The next challenge for the company once the ingredients are secure is getting enough customers through the doors.

Kavinda Herath/Stuff

The next challenge for the company once the ingredients are secure is getting enough customers through the doors.

Once she has secured the ingredients, the next challenge is to find enough mouths to feed them as well.

Previously Vorster had South Africans traveling from as far away as Milton and Balclutha for a ‘taste of home’.

But, in recent months, the streets of Gore have been “so quiet you could have rolled them”, she said.

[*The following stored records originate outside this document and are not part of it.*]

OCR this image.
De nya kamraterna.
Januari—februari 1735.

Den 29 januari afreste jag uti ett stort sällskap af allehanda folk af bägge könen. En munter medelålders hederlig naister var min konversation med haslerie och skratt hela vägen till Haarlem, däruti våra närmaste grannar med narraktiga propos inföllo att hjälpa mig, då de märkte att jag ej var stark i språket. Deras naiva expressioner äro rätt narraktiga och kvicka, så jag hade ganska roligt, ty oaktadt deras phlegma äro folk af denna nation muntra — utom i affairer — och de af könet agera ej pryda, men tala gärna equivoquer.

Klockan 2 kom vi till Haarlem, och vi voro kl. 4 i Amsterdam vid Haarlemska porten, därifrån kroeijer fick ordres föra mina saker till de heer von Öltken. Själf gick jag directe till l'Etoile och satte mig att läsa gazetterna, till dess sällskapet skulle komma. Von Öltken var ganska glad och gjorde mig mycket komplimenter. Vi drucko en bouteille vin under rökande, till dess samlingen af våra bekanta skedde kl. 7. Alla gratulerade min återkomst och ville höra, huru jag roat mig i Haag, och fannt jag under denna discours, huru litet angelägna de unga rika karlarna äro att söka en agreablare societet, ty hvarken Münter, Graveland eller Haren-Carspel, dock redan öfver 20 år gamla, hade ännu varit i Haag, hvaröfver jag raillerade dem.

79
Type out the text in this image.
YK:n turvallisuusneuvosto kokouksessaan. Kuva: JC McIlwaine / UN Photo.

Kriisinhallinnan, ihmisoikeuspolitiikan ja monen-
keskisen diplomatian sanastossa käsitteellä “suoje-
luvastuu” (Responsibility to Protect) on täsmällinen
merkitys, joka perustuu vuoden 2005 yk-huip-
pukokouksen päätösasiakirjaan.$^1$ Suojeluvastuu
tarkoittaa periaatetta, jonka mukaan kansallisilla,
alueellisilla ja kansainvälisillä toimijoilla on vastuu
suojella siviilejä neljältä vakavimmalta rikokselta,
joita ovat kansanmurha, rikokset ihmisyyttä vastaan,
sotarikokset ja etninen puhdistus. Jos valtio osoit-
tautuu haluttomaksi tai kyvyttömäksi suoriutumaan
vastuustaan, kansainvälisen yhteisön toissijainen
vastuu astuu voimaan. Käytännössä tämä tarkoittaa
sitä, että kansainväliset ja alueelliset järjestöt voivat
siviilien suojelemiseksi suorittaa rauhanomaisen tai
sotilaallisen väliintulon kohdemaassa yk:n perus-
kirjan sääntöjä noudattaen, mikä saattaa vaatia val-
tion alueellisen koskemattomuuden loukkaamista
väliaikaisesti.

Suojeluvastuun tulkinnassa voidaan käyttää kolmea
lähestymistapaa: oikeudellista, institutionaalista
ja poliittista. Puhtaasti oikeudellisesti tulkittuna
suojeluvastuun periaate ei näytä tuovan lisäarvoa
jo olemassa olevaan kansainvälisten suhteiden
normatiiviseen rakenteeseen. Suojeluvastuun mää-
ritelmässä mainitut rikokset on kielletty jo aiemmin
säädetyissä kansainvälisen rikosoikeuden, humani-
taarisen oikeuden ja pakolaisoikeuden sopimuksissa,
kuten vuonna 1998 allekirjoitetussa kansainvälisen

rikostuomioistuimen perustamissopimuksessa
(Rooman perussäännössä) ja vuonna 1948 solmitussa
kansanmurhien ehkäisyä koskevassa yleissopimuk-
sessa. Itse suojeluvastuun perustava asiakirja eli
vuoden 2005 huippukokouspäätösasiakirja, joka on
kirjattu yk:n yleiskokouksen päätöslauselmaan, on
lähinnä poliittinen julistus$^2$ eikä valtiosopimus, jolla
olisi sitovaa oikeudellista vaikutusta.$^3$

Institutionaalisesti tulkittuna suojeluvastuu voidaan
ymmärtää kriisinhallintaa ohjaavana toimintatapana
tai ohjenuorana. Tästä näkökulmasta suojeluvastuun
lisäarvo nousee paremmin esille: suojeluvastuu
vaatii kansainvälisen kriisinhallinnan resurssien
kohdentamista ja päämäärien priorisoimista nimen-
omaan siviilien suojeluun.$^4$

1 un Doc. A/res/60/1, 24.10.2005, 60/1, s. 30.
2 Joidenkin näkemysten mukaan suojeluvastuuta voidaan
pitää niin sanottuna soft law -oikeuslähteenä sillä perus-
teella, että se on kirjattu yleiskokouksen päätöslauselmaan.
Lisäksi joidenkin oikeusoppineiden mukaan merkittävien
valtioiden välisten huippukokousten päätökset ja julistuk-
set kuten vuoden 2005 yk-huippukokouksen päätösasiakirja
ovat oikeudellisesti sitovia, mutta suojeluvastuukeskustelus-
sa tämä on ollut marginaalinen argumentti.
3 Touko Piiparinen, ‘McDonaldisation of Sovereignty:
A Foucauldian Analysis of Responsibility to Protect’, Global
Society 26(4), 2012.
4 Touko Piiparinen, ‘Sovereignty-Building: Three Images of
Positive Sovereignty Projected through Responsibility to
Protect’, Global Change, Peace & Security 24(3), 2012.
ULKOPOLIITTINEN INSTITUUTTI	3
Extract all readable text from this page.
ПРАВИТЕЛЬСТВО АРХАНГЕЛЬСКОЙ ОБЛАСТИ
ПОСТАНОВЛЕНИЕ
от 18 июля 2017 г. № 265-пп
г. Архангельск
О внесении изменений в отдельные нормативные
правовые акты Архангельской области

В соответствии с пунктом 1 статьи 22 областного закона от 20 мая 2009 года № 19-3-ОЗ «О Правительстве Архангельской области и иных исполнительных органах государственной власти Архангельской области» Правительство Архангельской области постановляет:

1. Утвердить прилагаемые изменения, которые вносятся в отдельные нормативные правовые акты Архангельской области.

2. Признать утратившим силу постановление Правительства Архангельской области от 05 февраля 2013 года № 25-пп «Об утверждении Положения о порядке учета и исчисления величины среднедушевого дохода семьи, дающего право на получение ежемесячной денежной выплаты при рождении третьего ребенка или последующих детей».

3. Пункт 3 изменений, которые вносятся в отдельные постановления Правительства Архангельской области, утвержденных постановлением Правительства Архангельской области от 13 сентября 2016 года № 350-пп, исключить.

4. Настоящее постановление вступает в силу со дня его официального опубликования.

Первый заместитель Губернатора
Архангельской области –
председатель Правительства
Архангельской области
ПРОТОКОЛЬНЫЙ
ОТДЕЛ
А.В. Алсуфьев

She believed the situation was due to clients being too scared to leave the house due to the Omicron wave, and of those on the move, many had been unable to enter her room until recently due requirements for the passage of vaccines in hospitality.

Many of her regular customers, with whom she had built strong relationships over the years, were unvaccinated and their exclusion had had a “significant” impact on Vorster’s business.

She expected it would take time for hospitality to recover given that many people had adjusted to a ‘new normal’ of eating less in restaurants, but she was confident the situation would end. by improving.

“South Africans can be very stubborn, we won’t give in…you have to trust that things will get better, and they will get better.”